Statt das derzeit als konventionell bezeichnete, industrielle System anzuwenden, können wir Rinder in Weidehaltung züchten. Dadurch umgehen wir nicht nur sämtliche möglichen Nachteile hinsichtlich der Umwelt. Sondern wir können bei geeignetem Weidemanagement entstandene Schäden beheben, das Land heilen und so eine bessere Umgebung hinterlassen.

Dies ist keine Utopie, sondern längst Realität. Weidehaltung erfreut sich nicht nur heute wachsender Beliebtheit, sondern sie ist traditionell verankert. Wie sonst hätten wir uns vor Erfindung der Massentierhaltung mit Fleisch versorgt?

Wann immer die Weidehaltung Erwähnung findet, dauert es nicht lange, bis ein eifriger Ideologe behauptet, dass dies doch nur Theorie sei. Spätestens dann, wenn wir uns den "Fleischhunger" anschauten, den wir damit auf keinen Fall stillen könnten. Es ist im Übrigen nicht zu erwarten, dass dieser Kandidat die folgenden Zeilen liest.

Da es keinen Fleischhunger gibt und auch keinen Fleischbedarf, kann die Weidehaltung selbstverständlich den Markt ausreichend bedienen. Durch den Umstieg von Massentierhaltung auf Weidehaltung bei gleichbleibender Produktionsfläche sinken die Produktionskapazitäten. Das versteht sich von selbst. Das Angebot sinkt und wenn die Nachfrage gleich bleibt, steigt theoretisch auch der Preis (in der Praxis ist dieses System aus Angebot und Nachfrage komplexer, doch das Ergebnis lässt sich annähernd vorhersagen).

Das Produkt Weidefleisch ist derzeit tatsächlich teurer als die Billigware aus Massentierhaltung. Dass allerdings 1,99€/kg ohnehin kein realistischer Preis ist, leuchtet angesichts der externalisierten (und somit durch den Steuerzahler an anderer Stelle etwa durch Subventionen oder Umweltschutz gezahlten) Kosten in der Produktion schnell ein. Der Preis von Weidefleisch ist derzeit wettbewerbsfähig, andernfalls würde die Zahl der Erzeuger in diesem Bereich nicht wachsen.

Wie viel Fleisch können wir in Weidehaltung produzieren?

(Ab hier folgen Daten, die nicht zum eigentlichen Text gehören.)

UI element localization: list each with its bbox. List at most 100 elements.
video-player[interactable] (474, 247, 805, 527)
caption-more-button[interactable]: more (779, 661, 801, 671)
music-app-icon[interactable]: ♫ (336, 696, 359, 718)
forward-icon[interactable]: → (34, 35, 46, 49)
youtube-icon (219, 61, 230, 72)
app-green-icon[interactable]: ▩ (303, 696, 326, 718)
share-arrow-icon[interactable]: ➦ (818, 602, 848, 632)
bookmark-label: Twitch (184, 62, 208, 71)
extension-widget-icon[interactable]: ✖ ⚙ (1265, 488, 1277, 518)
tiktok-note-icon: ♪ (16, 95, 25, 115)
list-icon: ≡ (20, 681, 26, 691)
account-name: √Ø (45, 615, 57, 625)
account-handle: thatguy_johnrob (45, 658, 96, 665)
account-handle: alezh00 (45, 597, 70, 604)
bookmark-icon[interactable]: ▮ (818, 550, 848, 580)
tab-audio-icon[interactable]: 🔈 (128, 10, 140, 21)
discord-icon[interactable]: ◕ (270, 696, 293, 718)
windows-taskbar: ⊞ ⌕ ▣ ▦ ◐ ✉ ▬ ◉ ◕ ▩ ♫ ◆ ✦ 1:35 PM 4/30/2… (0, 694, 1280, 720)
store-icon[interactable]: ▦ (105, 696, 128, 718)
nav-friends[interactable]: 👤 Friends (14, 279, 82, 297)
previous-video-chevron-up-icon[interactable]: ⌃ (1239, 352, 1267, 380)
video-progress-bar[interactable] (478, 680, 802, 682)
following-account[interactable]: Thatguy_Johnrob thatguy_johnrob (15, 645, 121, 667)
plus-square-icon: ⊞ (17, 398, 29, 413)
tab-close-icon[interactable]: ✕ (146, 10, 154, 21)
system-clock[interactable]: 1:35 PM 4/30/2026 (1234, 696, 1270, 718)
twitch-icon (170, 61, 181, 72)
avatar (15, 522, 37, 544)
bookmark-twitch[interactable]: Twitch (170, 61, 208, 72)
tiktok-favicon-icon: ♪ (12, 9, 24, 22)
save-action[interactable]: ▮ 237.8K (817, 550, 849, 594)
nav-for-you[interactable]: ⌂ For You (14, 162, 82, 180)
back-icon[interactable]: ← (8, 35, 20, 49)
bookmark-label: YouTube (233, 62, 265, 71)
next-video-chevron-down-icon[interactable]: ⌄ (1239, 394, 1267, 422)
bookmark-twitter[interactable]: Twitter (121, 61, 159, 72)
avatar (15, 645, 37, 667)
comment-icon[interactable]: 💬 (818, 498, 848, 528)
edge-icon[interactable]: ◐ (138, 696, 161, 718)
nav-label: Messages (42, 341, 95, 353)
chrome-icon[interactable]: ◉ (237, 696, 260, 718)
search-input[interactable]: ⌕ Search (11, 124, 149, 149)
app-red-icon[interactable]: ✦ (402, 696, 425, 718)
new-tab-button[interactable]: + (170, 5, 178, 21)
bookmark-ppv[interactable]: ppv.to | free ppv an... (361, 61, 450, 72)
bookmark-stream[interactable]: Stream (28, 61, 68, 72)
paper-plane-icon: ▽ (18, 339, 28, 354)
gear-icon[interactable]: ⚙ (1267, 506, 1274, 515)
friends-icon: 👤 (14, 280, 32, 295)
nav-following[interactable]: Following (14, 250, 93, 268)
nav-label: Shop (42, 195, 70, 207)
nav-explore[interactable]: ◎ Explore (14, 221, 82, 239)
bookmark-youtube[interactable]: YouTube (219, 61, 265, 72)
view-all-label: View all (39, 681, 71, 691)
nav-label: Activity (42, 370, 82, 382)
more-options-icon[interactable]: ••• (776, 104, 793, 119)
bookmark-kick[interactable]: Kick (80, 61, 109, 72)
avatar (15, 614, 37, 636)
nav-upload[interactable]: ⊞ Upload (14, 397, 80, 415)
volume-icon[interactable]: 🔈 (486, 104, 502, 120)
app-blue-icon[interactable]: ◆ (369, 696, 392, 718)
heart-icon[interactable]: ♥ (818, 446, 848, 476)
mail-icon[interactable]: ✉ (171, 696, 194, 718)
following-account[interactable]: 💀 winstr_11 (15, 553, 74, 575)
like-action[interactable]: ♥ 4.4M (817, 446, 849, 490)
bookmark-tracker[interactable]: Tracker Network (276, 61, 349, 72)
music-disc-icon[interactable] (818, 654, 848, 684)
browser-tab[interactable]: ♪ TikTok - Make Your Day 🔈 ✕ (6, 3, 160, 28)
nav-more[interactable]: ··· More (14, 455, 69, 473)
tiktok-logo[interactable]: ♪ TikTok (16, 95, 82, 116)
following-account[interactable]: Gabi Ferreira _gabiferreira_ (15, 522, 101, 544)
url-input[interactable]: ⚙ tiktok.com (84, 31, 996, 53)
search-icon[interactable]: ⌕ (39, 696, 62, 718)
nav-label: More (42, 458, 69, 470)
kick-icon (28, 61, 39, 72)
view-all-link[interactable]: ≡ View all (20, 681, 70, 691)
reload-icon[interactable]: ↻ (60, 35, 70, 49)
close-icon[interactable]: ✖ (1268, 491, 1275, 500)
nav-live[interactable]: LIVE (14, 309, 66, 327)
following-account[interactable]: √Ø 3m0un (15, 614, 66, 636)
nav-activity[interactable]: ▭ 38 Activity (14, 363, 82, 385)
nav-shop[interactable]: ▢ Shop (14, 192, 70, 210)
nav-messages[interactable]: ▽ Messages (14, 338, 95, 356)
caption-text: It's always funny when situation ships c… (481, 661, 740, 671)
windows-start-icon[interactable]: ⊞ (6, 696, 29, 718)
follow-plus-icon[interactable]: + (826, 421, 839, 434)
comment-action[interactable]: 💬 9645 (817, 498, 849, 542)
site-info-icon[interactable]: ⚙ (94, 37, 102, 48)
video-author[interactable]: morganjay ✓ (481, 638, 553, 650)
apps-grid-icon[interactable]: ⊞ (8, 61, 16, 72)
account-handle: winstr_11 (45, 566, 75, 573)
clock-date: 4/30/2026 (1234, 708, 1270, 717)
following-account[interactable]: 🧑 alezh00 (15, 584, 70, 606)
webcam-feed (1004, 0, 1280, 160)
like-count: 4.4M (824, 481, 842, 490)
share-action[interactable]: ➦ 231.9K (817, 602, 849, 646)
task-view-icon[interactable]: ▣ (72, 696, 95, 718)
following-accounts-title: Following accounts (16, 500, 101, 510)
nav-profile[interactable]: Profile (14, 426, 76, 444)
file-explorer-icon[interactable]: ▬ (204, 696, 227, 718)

Bedenken wir nun, dass in Deutschland 4,6 Millionen Hektar Fläche als Grünland genutzt und somit auch zur Weidehaltung zur Verfügung stehen könnten. Ein geschickter Landwirt könnte auf dieser Fläche bei extensiver Weidehaltung und Weidemanagement weit mehr als 40kg Fleisch pro Bundesbürger und Jahr produzieren. Der aktuelle Verbrauch lässt sich theoretisch also wenigstens annähernd, möglicherweise vollständig decken.

Noch einmal der deutliche Hinweis: Dazu sind keine zusätzlichen Futtermittel nötig, kein Soja, kein abgeholzter Regenwald. Die Tiere fressen ausschließlich Gräser und Kräuter, die wir Menschen nicht als Nahrung verwerten können.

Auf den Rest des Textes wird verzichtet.